Barzak quotes a passage from Le Guin about watching TV being passive, and reading books being active.
(It sounds like the focus of the Le Guin essay he's quoting was not on that particular topic, but I haven't read the whole essay yet, just the bit Barzak quoted. Thus, this entry of mine is not a response to the whole essay, but rather to the specific bit Barzak quoted--and, more generally, to the many many instances of that argument that I've heard from other bibliophiles over the years.)
I've heard this argument before--visual media involves passive watching, books involve active reading--but it's never really made sense to me.
Sure, books require you to use visual and auditory imagination. But both TV and books require you to use your imagination for the other senses. And both require you to use your imagination to model the characters and the emotions.
Plenty of bad TV spells things out (and does the work for you, as Le Guin puts it) so you don't have to think so much; but then, so does plenty of bad writing.
Also, what does this argument say about audiobooks? When you're listening to an audiobook, you no longer have to move your eyes across the page, or turn pages; you no longer have to imagine the characters' voices; does that mean that listening to an audiobook is a passive activity? What about listening to someone read aloud to you? Is that really all that much more passive than reading the same story to yourself? What if the reader is really good, and the writing is mediocre, and the reader brings the work to life in a way that wouldn't happen if you were looking at the words on the page?
The best TV and movies I've seen have engaged me as fully and thoroughly, at all levels, as the best fiction I've read. I don't feel passive when I'm on the edge of my seat, tense and excited about what's going to happen next, or when I'm crying in sympathy with the characters. To paraphrase what Le Guin said about books, a TV show "won’t move your mind unless you give it your mind, or your heart unless you put your heart in it."
(Well, sure, some TV engages in manipulative heartstring-tugging. But so does some prose fiction.)

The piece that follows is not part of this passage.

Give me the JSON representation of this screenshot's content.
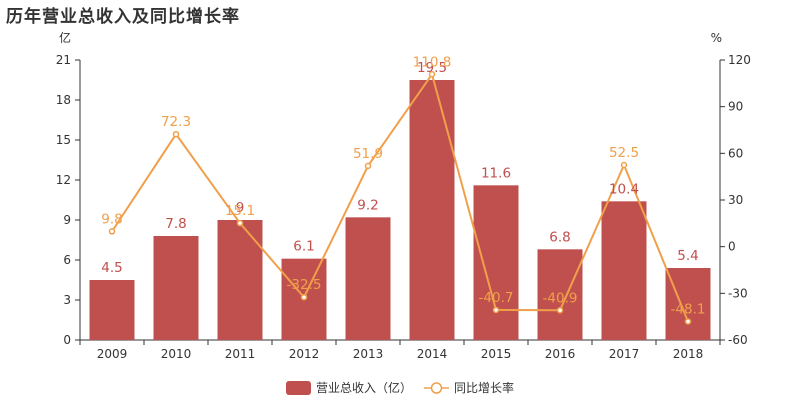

I'll certainly grant that reading provides some different pleasures from watching. But then, reading hard sf provides some different pleasures from reading a cookbook or a newspaper article or a blog or a romance novel. And those are all still much too monolithic categories, in terms of the kinds of pleasures they afford. I don't see the point of claiming that one of those sets of pleasures is superior to another.
Le Guin says that "reading is actual collaboration with the writer’s mind." So are all sorts of other things. Any artistic endeavor is a collaboration between the creator (in many cases, lots of creators, including performers) and the audience. (And sometimes the categories "creators" and "audience" break down entirely, but that's another topic.) I don't think it helps the cause of promoting reading (a cause I wholeheartedly endorse) to smugly look down our noses at people who are more interested in other media.
. . . Three addenda that occurred to me later:
- What about reading a comic book? That gives you visuals, but still no sound (but sometimes gives visual interpretation of sound). Is that active or passive? What if a parent reads a picture book aloud to a kid? The kid is getting visuals and sound--nothing left to the imagination, even though the physical object is still a book. Active or passive?
- Despite being a lifelong avid reader, my visual imagination has never been terribly good. A good designer and good actors can give me much more immersive and interesting visuals than my imagination usually serves up while I'm reading. If that's passivity on my part, I'm not convinced it's bad.
- In general, if you compare the best things in one category to the worst in a similar category, it should be no surprise when you demonstrate that the good things are better than the bad things. That says nothing, however, about the relative worth of the other items in the two categories.